Sunday, November 14, 2010


Let me preface this post by saying I love tiramisu! Exclamation point! It is decidedly my favorite dessert of all time. I actually judge Italian restaurants by their tiramisu. If they can't make a good tiramisu, then what are they good for?

Tiramisu is actually a fairly easy dessert to make, if you ask me. A good tiramisu should be creamy and have a distinct coffee flavor. It's basically a fancy Italian trifle.

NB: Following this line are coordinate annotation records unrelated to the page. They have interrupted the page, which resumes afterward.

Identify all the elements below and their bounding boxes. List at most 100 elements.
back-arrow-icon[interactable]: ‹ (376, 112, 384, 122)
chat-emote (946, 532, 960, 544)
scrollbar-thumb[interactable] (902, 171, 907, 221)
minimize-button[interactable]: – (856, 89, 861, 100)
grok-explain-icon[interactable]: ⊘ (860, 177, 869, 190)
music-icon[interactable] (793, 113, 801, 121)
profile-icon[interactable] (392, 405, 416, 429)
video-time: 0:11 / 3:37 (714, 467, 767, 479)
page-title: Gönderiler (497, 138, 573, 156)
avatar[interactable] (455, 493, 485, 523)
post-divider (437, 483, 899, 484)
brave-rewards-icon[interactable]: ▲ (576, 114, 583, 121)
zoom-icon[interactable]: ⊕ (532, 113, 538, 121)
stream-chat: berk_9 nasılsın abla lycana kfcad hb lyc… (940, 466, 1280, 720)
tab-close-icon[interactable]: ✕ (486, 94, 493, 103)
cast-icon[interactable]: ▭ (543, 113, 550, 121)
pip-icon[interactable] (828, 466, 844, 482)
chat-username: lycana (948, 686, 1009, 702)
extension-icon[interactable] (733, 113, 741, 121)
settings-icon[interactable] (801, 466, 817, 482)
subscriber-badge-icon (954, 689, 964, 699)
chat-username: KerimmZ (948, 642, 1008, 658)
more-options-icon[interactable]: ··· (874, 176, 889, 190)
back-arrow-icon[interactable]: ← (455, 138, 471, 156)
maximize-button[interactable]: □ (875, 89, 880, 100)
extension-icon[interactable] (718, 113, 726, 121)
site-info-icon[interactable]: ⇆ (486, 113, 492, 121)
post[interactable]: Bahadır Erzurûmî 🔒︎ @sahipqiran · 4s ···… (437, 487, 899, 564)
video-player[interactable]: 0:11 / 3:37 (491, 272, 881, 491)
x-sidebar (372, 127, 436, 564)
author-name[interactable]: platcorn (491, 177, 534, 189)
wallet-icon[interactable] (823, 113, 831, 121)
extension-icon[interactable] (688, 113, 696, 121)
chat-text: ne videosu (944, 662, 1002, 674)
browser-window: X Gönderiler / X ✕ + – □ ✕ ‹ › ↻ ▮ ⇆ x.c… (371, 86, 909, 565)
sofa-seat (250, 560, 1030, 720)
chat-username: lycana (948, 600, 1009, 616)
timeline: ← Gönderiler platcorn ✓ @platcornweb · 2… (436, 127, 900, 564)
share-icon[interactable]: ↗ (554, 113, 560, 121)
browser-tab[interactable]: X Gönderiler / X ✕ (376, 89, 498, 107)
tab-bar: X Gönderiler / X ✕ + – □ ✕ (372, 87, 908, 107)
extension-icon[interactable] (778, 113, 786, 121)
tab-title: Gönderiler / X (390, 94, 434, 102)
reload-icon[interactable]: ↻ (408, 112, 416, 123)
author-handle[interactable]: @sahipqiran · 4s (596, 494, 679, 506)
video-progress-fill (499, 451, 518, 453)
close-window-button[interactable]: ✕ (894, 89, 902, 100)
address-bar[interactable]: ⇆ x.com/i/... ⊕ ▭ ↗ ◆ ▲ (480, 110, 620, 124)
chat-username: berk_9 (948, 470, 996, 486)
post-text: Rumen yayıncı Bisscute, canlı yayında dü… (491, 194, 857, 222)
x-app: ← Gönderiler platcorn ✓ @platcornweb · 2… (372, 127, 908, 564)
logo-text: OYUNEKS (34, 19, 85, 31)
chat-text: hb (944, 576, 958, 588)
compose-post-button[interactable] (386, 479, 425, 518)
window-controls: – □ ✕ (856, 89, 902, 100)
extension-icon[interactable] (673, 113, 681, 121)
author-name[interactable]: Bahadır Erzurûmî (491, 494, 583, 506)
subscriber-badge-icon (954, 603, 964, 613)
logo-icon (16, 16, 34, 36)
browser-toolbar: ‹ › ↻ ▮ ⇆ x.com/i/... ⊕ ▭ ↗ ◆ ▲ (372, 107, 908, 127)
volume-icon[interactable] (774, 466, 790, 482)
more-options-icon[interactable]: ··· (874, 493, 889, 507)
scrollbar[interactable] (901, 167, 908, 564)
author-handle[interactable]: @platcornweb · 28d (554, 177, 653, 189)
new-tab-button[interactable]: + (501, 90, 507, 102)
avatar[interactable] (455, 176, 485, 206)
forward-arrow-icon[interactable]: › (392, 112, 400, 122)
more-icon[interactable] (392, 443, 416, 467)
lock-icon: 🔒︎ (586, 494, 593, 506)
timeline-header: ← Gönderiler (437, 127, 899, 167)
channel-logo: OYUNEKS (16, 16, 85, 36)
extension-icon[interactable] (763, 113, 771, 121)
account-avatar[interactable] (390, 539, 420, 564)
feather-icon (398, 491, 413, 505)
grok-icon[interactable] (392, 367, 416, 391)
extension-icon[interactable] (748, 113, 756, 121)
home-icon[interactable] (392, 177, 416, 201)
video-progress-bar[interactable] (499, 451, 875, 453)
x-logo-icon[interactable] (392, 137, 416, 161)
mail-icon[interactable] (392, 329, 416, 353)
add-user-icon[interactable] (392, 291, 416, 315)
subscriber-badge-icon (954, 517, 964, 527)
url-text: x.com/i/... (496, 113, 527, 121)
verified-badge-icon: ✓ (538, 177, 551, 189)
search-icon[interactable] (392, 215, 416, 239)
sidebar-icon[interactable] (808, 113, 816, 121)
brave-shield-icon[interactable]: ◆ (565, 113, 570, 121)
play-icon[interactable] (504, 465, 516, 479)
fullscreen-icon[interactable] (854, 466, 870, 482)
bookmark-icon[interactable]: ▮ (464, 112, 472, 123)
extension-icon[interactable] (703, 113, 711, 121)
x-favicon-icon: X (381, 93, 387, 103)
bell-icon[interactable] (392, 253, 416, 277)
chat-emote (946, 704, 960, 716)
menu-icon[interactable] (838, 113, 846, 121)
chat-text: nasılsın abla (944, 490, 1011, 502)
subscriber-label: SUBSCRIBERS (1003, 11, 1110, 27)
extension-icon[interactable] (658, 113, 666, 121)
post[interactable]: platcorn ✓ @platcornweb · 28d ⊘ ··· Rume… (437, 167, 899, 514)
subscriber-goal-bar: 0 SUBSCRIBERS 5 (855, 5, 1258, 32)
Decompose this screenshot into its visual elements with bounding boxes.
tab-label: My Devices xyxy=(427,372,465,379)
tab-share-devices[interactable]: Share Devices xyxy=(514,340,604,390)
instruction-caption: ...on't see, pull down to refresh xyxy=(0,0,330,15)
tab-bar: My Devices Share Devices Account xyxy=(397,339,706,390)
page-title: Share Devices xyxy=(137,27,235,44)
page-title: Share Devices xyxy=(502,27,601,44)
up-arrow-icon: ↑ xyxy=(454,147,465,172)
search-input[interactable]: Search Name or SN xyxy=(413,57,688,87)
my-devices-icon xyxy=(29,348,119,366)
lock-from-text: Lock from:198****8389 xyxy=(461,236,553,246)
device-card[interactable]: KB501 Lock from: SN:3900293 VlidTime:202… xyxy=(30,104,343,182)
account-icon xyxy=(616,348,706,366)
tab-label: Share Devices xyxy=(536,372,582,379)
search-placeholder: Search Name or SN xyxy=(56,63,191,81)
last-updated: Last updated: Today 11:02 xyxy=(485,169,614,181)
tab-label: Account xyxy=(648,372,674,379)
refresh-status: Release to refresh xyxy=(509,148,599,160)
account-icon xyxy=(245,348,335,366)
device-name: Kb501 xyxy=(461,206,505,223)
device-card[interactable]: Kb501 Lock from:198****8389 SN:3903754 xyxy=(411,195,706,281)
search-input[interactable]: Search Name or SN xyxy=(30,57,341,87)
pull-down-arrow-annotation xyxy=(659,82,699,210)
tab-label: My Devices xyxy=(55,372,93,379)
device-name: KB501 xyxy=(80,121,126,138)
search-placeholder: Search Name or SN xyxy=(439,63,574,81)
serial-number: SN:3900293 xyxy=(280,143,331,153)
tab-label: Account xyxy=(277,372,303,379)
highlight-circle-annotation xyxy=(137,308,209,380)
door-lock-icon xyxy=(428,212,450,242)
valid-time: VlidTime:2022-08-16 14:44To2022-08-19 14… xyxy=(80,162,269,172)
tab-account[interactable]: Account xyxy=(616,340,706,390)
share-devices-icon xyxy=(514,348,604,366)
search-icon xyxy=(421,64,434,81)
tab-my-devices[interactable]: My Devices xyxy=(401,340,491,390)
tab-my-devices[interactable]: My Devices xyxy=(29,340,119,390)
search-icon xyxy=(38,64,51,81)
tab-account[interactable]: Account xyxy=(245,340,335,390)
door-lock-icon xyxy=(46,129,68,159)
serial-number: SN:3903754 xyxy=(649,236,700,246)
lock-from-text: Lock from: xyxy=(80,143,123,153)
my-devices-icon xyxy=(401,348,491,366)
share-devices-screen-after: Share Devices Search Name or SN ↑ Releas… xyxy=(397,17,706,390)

 I've made this particular recipe for tiramisu a few times before. It has always been quite a hit with everyone. This week I made it for family dinner. We were planning to have salad, lasagna and bread, so an Italian dessert was in order. Enter: tiramisu.

Classic Tiramisu

6 egg yolks
1 1/4 cups white sugar
1 1/4 cups mascarpone cheese
1 3/4 cups heavy whipping cream
2 packages ladyfingers
1/3 cup coffee liqueur

1 tsp unsweetened coca powder, for dusting
1 square semisweet chocolate

1. Combine egg yolks and sugar in the top of a double boiler, over boiling water. Reduce heat to low and cook for about 10 minutes, stirring constantly. Remove from heat and whip yolks until thick and lemon colored.

2. Add mascarpone to whipped yolks. Beat until combined. In a separate bowl, whip cream to stiff peaks. Gently fold into yolk mixture and set aside.

3. Split the lady fingers in half and line he bottom and sides of a large glass bowl. Brush with coffee liqueur. Spoon half of the cream filling over the ladyfingers. Repeat ladyfingers, coffee liqueur and filling layers. Garnish with cocoa and chocolate curls. Refrigerate several hours or over night.

Note: The longer this sits, the better it will taste. My ladyfingers were particularly crisp, so they were not softened enough after sitting in the fridge for six hours. I may recommend more liquid for crispy ladyfingers. I used Kahlua Especial.